[aprssig] APRS in remote California - some results
Stephen H. Smith
wa8lmf2 at aol.com
Thu Apr 27 11:50:54 EDT 2006
wa8lmf2 at aol.com wrote:
>
>>
>
> Something is seriously wrong with your setup (or several digipeaters
> are off the air!).
> I-5 has essentially continuous coverage from the Mexican border to
> well beyond Redding in the north. I've driven I-5 with my D700 (50
> watts into roof-mounted Comet SB-14 6-2-450 tri-bander ant) many times
> and always have almost continuously heard the two-tone "my call" beeps
> confirming digipeats along the entire length. Byond Yreka, I-5 gets
> spotty until you cross the Siskyous and enter Oregon's central
> valley. Then once again, continuous coverage clear to Vancouver, B.C.
> Canada.
> The holes on US-101 look suspiciously large also.

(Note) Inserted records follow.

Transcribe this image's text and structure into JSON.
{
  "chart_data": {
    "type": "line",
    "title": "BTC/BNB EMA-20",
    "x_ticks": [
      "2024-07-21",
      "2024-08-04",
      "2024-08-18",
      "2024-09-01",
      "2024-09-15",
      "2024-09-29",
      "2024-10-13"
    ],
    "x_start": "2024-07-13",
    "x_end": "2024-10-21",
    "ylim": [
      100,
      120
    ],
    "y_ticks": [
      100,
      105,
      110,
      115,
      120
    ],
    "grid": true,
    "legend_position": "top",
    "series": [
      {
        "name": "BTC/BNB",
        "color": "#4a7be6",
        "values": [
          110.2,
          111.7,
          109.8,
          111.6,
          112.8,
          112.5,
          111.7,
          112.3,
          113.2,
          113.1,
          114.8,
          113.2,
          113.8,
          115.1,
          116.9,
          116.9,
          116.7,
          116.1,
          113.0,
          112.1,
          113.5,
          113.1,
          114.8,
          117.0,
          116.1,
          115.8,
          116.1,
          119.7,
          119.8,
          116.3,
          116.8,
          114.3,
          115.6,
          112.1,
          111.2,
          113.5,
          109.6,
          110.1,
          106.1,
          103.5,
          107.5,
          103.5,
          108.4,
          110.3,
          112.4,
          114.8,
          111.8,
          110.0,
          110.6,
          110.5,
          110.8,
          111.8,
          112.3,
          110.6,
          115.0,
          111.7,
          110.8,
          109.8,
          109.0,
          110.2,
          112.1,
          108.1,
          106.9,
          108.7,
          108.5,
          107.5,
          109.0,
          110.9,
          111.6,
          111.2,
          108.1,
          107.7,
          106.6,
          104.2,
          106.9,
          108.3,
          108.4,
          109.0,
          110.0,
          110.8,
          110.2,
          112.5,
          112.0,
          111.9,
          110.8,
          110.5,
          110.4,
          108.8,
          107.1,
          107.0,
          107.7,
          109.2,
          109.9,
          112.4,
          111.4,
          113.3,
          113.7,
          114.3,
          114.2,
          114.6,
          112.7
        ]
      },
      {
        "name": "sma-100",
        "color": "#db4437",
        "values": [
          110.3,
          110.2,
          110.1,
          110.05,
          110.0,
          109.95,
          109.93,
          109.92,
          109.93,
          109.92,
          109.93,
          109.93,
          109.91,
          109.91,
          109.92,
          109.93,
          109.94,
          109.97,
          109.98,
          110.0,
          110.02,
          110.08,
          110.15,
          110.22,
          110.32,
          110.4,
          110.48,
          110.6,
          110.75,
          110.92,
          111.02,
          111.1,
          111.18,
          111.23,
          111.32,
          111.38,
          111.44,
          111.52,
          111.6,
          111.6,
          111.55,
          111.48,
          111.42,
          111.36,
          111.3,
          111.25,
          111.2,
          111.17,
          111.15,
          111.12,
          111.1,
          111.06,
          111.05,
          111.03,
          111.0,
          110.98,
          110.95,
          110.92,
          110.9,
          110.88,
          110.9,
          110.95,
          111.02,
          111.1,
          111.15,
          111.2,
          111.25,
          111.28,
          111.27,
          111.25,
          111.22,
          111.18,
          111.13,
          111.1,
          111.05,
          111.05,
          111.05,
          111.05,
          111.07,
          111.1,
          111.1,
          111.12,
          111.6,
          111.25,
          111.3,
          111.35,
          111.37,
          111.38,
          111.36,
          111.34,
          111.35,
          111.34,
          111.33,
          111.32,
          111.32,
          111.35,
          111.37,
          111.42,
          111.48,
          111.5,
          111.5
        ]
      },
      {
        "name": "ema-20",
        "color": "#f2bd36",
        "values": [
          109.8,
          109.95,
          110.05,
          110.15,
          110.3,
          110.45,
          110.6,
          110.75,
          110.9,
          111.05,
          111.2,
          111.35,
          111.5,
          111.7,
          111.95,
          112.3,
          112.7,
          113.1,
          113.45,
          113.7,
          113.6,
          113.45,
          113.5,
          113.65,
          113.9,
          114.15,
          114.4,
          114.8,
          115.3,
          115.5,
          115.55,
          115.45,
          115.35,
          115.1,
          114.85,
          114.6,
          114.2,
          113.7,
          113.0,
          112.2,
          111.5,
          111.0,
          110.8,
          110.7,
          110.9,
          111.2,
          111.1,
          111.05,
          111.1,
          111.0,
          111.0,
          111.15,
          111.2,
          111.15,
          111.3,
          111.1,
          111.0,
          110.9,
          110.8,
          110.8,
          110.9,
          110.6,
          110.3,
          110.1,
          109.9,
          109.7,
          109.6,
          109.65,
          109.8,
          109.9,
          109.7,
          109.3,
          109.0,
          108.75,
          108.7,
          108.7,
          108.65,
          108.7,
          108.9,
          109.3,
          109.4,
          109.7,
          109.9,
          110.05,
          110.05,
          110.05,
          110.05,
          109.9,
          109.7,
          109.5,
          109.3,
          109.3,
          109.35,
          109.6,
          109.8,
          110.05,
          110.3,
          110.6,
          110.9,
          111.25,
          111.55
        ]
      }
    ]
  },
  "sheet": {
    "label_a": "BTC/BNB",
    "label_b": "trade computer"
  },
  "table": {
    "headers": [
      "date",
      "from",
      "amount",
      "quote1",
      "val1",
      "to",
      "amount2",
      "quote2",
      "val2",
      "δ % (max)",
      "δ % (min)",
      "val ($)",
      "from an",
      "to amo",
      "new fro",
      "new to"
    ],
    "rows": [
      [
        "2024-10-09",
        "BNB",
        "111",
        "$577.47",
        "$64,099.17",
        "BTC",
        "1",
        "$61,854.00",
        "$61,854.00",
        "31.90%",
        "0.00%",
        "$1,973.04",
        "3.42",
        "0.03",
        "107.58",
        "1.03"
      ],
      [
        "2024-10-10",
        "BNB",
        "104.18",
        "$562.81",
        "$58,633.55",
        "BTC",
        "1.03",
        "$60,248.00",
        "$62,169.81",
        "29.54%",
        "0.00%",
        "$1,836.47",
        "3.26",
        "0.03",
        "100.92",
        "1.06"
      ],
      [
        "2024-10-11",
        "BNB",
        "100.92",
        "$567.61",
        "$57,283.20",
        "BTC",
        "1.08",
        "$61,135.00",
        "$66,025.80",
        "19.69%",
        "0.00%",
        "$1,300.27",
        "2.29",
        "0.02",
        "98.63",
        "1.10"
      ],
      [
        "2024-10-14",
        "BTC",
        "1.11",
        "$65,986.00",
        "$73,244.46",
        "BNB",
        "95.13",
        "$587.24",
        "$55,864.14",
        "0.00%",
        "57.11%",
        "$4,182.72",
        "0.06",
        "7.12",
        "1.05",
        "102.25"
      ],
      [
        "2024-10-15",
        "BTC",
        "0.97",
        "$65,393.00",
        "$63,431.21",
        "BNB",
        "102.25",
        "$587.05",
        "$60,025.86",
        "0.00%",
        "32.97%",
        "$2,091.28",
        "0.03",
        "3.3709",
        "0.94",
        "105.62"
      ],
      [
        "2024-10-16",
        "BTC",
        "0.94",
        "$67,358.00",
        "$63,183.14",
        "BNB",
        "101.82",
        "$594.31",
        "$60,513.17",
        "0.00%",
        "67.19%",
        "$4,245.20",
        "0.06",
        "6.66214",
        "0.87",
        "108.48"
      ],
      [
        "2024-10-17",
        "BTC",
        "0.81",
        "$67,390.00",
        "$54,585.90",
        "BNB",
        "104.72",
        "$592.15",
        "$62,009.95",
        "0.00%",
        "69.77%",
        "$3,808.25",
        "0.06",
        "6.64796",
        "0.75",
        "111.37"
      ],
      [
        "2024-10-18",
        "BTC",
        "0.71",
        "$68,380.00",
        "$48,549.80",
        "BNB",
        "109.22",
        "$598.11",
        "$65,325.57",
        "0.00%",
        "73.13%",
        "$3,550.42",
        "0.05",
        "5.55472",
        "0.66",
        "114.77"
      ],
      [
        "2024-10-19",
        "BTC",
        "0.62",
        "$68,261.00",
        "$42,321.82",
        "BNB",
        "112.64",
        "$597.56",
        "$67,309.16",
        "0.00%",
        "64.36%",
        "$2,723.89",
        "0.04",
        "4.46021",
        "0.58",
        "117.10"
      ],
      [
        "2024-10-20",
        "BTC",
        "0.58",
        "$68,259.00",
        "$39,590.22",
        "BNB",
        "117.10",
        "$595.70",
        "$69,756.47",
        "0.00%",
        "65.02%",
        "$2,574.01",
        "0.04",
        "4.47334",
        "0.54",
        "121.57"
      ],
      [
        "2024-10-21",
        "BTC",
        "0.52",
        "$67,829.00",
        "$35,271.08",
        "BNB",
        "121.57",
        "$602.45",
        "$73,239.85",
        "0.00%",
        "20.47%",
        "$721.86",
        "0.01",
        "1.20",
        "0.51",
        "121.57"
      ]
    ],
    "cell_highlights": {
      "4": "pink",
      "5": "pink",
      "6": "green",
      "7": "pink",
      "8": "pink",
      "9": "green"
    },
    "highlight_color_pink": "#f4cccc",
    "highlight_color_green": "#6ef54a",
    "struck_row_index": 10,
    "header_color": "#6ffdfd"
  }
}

> There IS a tendency to "drive off the edge of the earth" east of the
> Sierra Nevadas. Ironically, Death Valley actually does have fairly
> good coverage provided by very high digipeaters along the I-15 route
> between L.A. and Las Vegas.
> (Actually the I-15 corridor has pretty much continuous coverage from
> San Diego clear to Salt Lake City. However, you lose it if you stray
> more than about 20-30 miles either side of I-15 in Nevada or Utah)
>
>
>
What DOES it take to prevent this totally clueless email forwarder to
QUIT deleting <CR> <LF> ???
The horrible shapeless unreadable mess above left here neatly formatted
into several paragraphs with blank lines between them.